DEV Community

André Jonas
André Jonas

Posted on • Originally published at andrejonas.com

Start with "Good Morning"

Building a great engineering culture where people take pride in caring and helping each other grow is hard. It becomes even harder when we or some of our coworkers or everyone in the company is working remotely. It's easier to just focus on our work, it's easier to only communicate with other folks when we're stuck. What's hard is to cultivate a friendship with someone halfway across the globe, what's hard is to make it our business to elevate everyone's day.

Around 4 years ago I've cultivated the habit of consistently greeting my coworkers daily whenever I'm starting my day. A simple "Good Morning", a "Good Morning" in a different language, a funny GIF, an "at last it's friday!", my plans for the weekend or just something nice about my day. There's always a light and different way of greeting someone and making conversation.

When there's a strong culture this habit might already exist or it's easily incorporated in a couple of days. On the other side of the pendulum it can take up to a month of persistent greetings, every single day, to get buy-in from everyone. At the same time this is also the most rewarding scenario.

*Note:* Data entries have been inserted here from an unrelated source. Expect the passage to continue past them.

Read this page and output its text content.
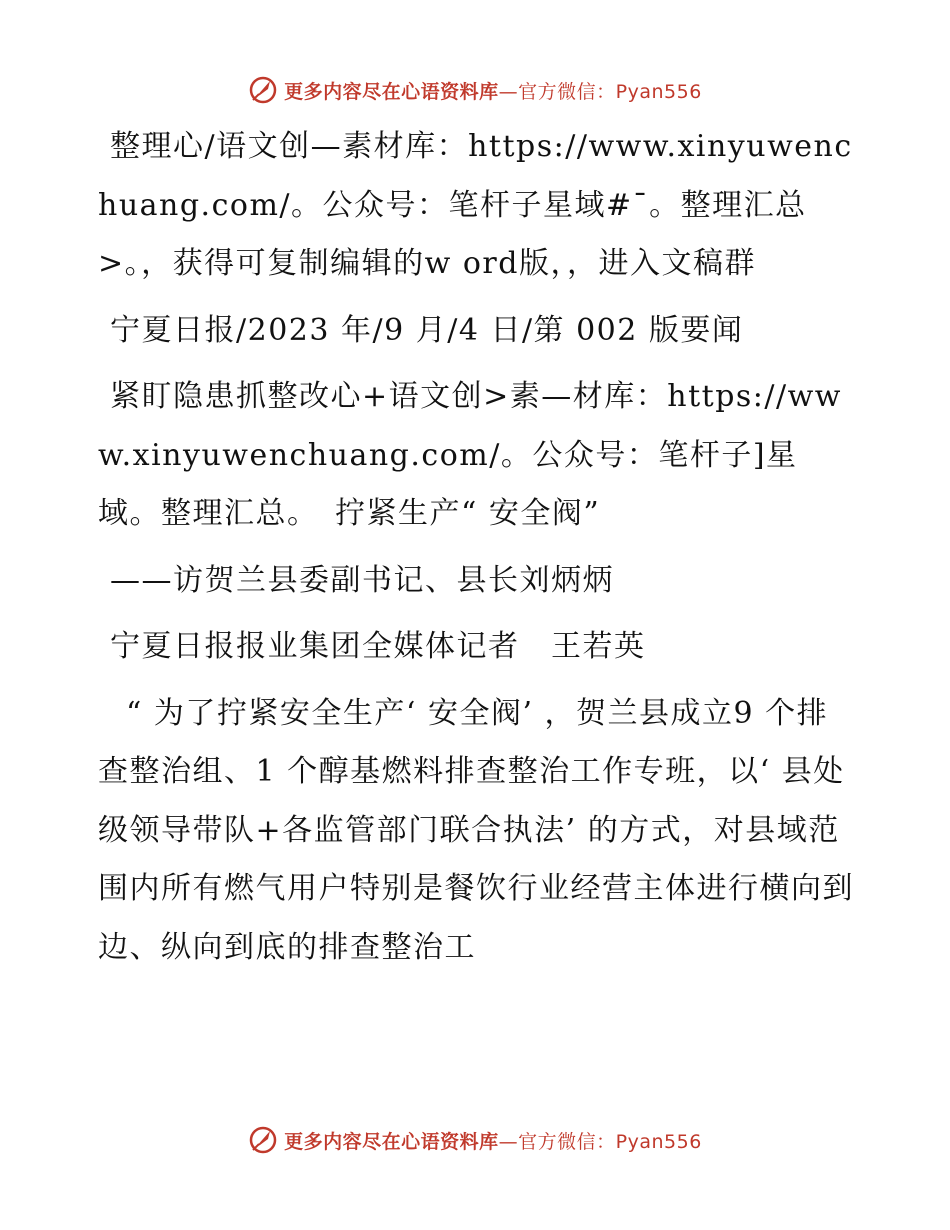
更多内容尽在心语资料库—官方微信：Pyan556

整理心/语文创—素材库：https://www.xinyuwenchuang.com/。公众号：笔杆子星域#¯。整理汇总>。，获得可复制编辑的w ord版，，进入文稿群

宁夏日报/2023 年/9 月/4 日/第 002 版要闻

紧盯隐患抓整改心+语文创>素—材库：https://www.xinyuwenchuang.com/。公众号：笔杆子]星域。整理汇总。　拧紧生产“ 安全阀”

——访贺兰县委副书记、县长刘炳炳

宁夏日报报业集团全媒体记者　王若英

“ 为了拧紧安全生产‘ 安全阀’ ，贺兰县成立9 个排查整治组、1 个醇基燃料排查整治工作专班，以‘ 县处级领导带队+各监管部门联合执法’ 的方式，对县域范围内所有燃气用户特别是餐饮行业经营主体进行横向到边、纵向到底的排查整治工

更多内容尽在心语资料库—官方微信：Pyan556
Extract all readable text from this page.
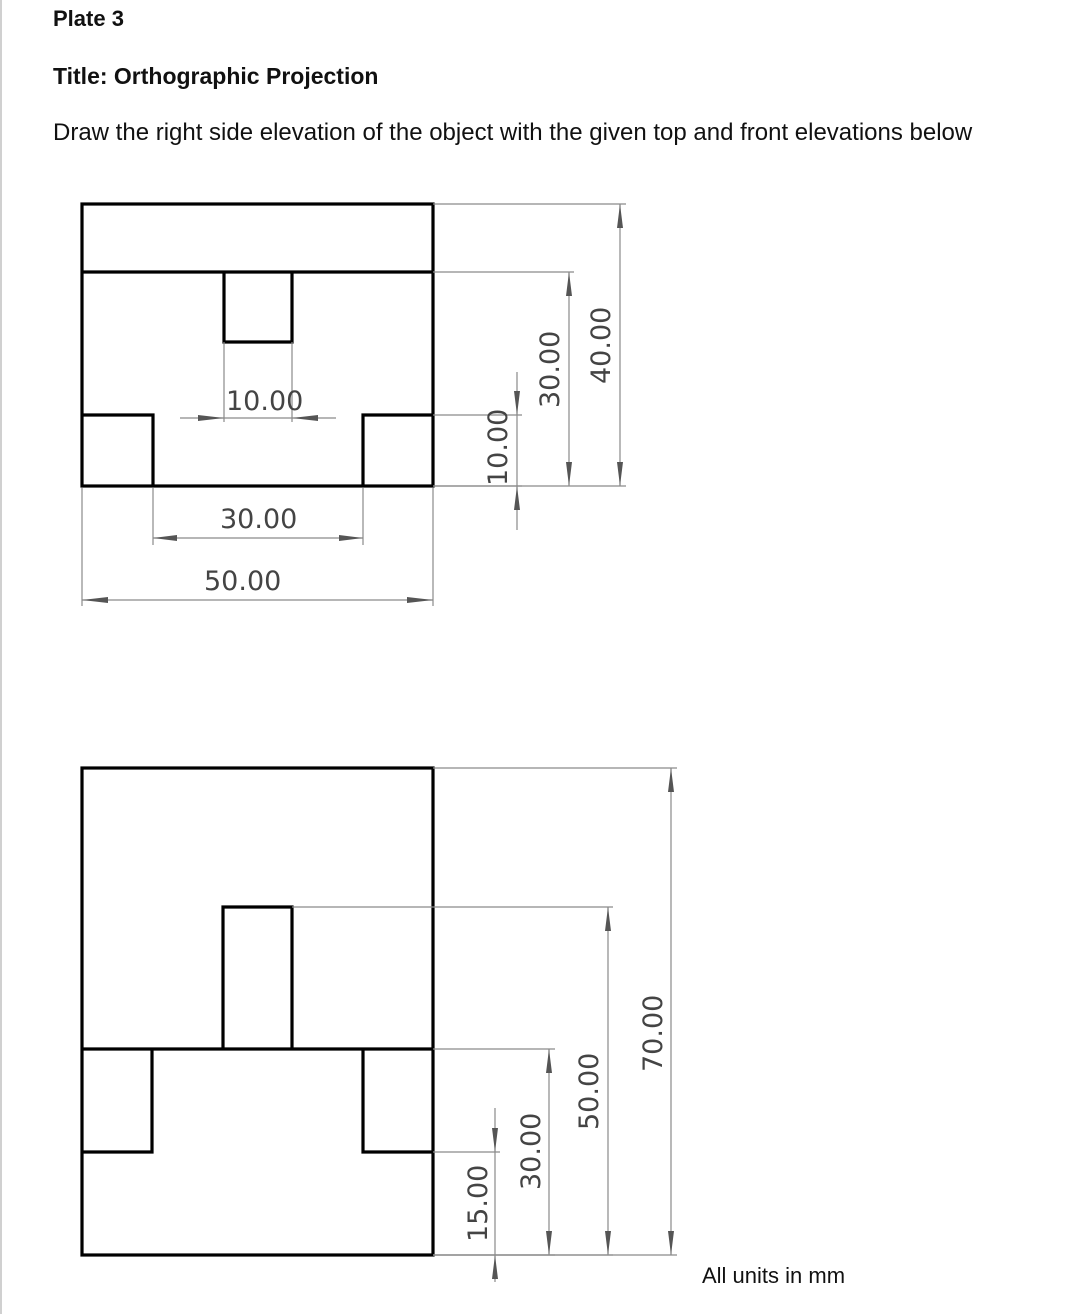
Plate 3
Title: Orthographic Projection
Draw the right side elevation of the object with the given top and front elevations below
10.00
30.00
50.00
10.00
30.00 40.00
15.00
30.00
50.00
70.00
All units in mm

We begin observing coworkers starting the day before us and greeting each other, sharing something about their personal lives or side projects. It is the first step for the necessary change in culture and it cannot be forced, it must come naturally.

I had the luck of being able to implement this "cultural bootstrap" in at least 5 different teams and achieved 100% success every single time. Sure, at first it's weird being the only one saying "Good Morning", don't expect anyone to follow your lead just yet. It's even natural to receive private messages from skeptical coworkers a few days into this venture, they doubt such a simple hack will ever stick but I know I've won after getting the first 2 or 3 people greeting me for a week straight.

And let me tell you what's the most rewarding aspect. Months or even years after parting ways with the team or the company I still get private messages from ex-coworkers telling me that they still do it or that they've moved on to other companies and have successfully applied the same tactic. That's the power of empathy transcending the company itself!

So as we approach the end let me remind you that your company's culture also depends on you and let me ask you to take pride in caring for your coworkers and that you just start by simply saying "Good Morning".